Department of Neurology, Keio University School of Medicine, Tokyo, 160-8582, Japan.
NPJ Parkinsons Dis. 2022 Aug 5;8(1):97. doi: 10.1038/s41531-022-00367-y.
Missense variants in leucine-rich repeat kinase 2 (LRRK2) lead to familial and sporadic Parkinson's disease (PD). The pathological features of PD patients with LRRK2 variants differ. Here, we report an autopsy case harboring the LRRK2 G2385R, a risk variant for PD occurring mainly in Asian populations. The patient exhibited levodopa-responsive parkinsonism at the early stage and visual hallucinations at the advanced stage. The pathological study revealed diffuse Lewy bodies with neurofibrillary tangles, amyloid plaques, and mild signs of neuroinflammation. Biochemically, detergent-insoluble phospho-α-synuclein was accumulated in the frontal, temporal, entorhinal cortexes, and putamen, consistent with the pathological observations. Elevated phosphorylation of Rab10, a substrate of LRRK2, was also prominent in various brain regions. In conclusion, G2385R appears to increase LRRK2 kinase activity in the human brain, inducing a deleterious brain environment that causes Lewy body pathology.

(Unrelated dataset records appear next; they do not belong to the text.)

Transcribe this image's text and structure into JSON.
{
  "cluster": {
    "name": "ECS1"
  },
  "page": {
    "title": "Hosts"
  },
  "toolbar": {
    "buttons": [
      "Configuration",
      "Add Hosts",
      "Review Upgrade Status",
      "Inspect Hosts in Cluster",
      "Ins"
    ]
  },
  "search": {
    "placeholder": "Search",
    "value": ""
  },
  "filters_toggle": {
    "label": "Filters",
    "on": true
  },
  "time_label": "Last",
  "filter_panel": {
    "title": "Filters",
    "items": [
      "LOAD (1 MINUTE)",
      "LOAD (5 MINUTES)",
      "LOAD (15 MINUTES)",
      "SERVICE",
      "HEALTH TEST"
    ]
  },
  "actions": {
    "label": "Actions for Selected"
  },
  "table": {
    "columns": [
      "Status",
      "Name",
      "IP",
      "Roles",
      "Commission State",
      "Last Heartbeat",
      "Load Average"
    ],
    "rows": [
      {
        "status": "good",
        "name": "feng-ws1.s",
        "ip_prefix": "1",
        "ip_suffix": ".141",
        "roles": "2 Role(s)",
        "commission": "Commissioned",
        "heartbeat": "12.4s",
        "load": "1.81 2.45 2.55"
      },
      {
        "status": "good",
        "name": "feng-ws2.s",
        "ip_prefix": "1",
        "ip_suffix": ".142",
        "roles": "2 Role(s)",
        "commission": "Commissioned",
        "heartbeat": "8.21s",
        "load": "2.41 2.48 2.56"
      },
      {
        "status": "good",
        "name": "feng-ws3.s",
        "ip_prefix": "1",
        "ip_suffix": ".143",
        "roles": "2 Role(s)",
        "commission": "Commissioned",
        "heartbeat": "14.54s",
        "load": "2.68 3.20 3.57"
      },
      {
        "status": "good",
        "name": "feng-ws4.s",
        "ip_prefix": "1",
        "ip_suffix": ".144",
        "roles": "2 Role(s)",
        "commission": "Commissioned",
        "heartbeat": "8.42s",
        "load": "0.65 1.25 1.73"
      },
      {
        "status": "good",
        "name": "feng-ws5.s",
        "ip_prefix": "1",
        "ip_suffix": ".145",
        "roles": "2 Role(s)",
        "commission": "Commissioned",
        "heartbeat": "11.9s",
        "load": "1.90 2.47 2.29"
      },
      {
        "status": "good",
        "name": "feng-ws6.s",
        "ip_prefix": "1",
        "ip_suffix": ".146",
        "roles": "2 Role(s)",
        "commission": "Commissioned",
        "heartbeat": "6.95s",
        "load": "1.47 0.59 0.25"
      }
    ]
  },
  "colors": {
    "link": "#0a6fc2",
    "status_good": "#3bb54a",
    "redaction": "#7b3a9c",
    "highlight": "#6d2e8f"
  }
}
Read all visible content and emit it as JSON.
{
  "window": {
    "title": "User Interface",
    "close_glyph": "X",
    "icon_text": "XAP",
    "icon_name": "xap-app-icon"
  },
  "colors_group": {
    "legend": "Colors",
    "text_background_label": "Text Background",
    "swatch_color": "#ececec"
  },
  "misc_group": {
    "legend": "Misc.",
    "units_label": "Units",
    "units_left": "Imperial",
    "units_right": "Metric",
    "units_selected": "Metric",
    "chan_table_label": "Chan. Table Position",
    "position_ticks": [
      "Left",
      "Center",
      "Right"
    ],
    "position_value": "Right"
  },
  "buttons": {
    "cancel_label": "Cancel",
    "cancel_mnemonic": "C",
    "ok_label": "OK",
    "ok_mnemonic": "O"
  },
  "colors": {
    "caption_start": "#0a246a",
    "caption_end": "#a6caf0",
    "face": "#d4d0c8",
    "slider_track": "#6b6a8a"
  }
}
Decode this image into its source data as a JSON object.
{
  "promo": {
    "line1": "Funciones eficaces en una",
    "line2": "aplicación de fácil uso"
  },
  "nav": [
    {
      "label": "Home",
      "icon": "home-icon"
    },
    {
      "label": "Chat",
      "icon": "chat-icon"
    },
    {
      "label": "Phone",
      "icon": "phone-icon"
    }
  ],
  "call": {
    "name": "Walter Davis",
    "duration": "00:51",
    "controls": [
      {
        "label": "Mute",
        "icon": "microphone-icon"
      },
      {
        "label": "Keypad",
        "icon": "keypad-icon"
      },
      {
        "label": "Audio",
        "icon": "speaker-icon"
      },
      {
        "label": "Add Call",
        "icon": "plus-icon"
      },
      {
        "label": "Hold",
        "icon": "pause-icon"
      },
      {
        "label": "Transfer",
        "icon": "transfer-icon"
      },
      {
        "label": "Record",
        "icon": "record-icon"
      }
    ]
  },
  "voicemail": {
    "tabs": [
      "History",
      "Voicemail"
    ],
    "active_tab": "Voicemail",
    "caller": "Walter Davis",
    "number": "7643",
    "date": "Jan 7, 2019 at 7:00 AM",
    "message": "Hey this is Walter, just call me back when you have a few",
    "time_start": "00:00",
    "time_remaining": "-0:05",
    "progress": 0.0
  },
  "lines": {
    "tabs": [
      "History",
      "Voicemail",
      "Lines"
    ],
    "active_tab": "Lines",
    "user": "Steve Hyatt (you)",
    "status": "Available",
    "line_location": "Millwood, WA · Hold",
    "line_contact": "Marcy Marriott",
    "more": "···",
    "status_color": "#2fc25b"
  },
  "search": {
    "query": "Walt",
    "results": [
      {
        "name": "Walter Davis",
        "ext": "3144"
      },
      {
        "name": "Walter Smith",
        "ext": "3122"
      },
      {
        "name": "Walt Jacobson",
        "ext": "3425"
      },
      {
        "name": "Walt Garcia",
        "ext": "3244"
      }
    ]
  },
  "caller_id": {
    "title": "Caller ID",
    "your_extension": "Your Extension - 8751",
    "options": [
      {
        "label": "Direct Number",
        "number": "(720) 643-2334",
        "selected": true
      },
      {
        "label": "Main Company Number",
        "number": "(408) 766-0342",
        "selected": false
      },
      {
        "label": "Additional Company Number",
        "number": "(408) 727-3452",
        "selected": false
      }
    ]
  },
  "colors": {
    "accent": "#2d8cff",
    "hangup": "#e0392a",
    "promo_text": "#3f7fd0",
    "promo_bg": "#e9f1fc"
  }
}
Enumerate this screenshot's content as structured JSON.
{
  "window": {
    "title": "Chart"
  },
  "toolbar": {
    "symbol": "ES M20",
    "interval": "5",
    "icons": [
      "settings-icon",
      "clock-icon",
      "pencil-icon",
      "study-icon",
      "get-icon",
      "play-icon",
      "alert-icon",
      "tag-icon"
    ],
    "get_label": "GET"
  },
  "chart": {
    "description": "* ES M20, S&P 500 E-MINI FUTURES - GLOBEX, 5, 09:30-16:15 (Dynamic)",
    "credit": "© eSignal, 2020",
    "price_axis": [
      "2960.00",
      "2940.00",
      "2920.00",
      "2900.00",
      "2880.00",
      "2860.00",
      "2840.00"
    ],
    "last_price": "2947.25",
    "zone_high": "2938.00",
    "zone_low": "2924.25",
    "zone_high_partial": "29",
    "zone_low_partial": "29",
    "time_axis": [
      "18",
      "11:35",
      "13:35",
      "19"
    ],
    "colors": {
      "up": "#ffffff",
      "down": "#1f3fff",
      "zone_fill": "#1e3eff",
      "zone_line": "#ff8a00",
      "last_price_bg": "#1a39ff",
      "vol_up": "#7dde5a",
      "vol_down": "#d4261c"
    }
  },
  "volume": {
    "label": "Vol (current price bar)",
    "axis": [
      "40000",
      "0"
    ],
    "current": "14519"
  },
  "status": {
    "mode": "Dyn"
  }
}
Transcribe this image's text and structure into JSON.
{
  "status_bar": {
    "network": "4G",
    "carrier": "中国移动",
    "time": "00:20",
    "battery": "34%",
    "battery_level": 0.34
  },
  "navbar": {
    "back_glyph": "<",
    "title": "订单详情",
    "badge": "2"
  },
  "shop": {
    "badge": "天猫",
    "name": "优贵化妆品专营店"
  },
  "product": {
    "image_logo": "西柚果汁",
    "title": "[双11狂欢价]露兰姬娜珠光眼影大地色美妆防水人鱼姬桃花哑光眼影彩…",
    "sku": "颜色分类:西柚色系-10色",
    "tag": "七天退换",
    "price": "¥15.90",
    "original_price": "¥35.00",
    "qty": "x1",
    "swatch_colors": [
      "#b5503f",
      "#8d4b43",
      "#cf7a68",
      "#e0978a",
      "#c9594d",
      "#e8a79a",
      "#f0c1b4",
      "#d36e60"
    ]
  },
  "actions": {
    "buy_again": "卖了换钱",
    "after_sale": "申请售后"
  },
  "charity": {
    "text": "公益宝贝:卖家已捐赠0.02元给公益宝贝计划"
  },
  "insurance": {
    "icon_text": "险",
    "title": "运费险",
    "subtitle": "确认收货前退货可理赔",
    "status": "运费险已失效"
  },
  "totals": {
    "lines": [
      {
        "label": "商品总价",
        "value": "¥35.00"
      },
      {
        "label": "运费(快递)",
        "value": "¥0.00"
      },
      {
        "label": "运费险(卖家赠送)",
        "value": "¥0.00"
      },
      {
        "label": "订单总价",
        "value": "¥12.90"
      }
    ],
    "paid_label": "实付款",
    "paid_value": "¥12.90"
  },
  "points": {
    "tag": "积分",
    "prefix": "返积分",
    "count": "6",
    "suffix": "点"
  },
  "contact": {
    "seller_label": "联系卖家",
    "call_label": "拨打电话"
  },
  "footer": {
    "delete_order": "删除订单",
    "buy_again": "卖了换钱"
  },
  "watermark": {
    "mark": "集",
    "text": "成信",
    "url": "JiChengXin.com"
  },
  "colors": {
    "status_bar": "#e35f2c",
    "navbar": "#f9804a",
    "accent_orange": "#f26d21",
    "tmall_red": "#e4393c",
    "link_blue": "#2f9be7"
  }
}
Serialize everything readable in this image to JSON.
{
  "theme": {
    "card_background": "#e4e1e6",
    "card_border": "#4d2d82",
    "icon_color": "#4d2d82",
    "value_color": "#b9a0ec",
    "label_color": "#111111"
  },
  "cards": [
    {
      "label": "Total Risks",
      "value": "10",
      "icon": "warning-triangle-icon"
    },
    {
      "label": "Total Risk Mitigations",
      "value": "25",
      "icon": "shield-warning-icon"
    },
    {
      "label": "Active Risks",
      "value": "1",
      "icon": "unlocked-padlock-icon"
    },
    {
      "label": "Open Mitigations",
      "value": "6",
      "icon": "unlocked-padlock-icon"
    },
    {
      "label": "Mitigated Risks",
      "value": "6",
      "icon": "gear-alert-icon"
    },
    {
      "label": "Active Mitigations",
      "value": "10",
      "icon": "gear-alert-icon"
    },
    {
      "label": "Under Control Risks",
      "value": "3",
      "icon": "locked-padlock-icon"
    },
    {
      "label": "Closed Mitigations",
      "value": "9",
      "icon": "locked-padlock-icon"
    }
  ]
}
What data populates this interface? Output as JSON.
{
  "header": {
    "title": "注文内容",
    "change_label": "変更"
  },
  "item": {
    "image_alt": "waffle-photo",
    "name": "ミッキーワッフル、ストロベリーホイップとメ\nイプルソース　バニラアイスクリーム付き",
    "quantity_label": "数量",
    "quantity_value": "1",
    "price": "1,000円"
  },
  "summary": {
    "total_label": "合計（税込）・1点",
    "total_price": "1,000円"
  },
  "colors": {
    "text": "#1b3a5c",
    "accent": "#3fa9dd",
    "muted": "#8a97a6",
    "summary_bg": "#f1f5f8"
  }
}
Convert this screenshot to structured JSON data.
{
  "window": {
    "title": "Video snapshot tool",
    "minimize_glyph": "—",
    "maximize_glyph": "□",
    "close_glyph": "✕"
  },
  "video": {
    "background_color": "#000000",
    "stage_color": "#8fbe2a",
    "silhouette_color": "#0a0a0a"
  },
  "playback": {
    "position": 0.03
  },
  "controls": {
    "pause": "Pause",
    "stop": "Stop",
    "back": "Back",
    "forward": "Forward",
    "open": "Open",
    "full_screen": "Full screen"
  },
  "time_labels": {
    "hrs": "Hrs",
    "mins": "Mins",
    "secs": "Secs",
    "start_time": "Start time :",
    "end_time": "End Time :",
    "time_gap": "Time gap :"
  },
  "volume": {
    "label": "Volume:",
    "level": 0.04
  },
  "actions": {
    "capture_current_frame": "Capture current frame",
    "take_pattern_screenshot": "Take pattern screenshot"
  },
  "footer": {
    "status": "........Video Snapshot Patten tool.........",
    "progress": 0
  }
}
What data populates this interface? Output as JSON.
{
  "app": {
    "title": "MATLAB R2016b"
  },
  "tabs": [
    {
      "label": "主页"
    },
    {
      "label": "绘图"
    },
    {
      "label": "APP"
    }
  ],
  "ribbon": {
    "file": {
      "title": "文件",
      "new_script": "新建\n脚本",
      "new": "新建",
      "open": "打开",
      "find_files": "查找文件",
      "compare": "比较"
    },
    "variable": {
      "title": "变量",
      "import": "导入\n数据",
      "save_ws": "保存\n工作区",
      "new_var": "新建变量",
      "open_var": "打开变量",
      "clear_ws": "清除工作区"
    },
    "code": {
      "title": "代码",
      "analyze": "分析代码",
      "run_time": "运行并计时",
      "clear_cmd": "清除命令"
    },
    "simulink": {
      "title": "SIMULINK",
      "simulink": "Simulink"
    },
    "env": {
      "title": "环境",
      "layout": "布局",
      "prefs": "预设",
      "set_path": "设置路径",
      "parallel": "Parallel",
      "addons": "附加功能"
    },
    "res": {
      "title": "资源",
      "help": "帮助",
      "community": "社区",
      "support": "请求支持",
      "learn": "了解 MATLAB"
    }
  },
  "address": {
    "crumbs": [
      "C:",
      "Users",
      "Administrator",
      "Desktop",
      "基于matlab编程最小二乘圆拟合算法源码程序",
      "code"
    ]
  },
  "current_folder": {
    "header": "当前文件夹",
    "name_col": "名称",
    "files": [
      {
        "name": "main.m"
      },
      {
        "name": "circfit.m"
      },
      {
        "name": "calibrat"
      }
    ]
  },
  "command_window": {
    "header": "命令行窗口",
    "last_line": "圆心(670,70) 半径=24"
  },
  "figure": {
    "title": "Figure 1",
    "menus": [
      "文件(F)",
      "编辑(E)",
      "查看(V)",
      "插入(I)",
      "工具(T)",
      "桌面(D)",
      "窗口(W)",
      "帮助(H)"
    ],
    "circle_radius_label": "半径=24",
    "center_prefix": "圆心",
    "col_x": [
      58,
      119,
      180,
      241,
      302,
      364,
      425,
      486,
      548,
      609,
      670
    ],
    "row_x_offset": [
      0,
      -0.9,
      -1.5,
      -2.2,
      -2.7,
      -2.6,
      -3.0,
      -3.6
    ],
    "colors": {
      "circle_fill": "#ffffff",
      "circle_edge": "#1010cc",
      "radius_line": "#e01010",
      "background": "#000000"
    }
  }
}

富含亮氨酸重复激酶2(LRRK2)中的错义变异会导致家族性和散发性帕金森病(PD)。携带LRRK2变异的PD患者的病理特征有所不同。在此,我们报告一例尸检病例,该病例携带LRRK2 G2385R变异,这是一种主要出现在亚洲人群中的PD风险变异。患者在疾病早期表现为左旋多巴反应性帕金森综合征,晚期出现视幻觉。病理研究显示存在弥漫性路易小体,并伴有神经原纤维缠结、淀粉样斑块以及轻度神经炎症迹象。生化分析表明,去污剂不溶性磷酸化α-突触核蛋白在额叶、颞叶、内嗅皮质和壳核中积累,这与病理观察结果一致。LRRK2的底物Rab10的磷酸化水平升高在各个脑区也很显著。总之,G2385R变异似乎会增加人脑中LRRK2激酶的活性,诱导产生导致路易小体病理改变的有害脑环境。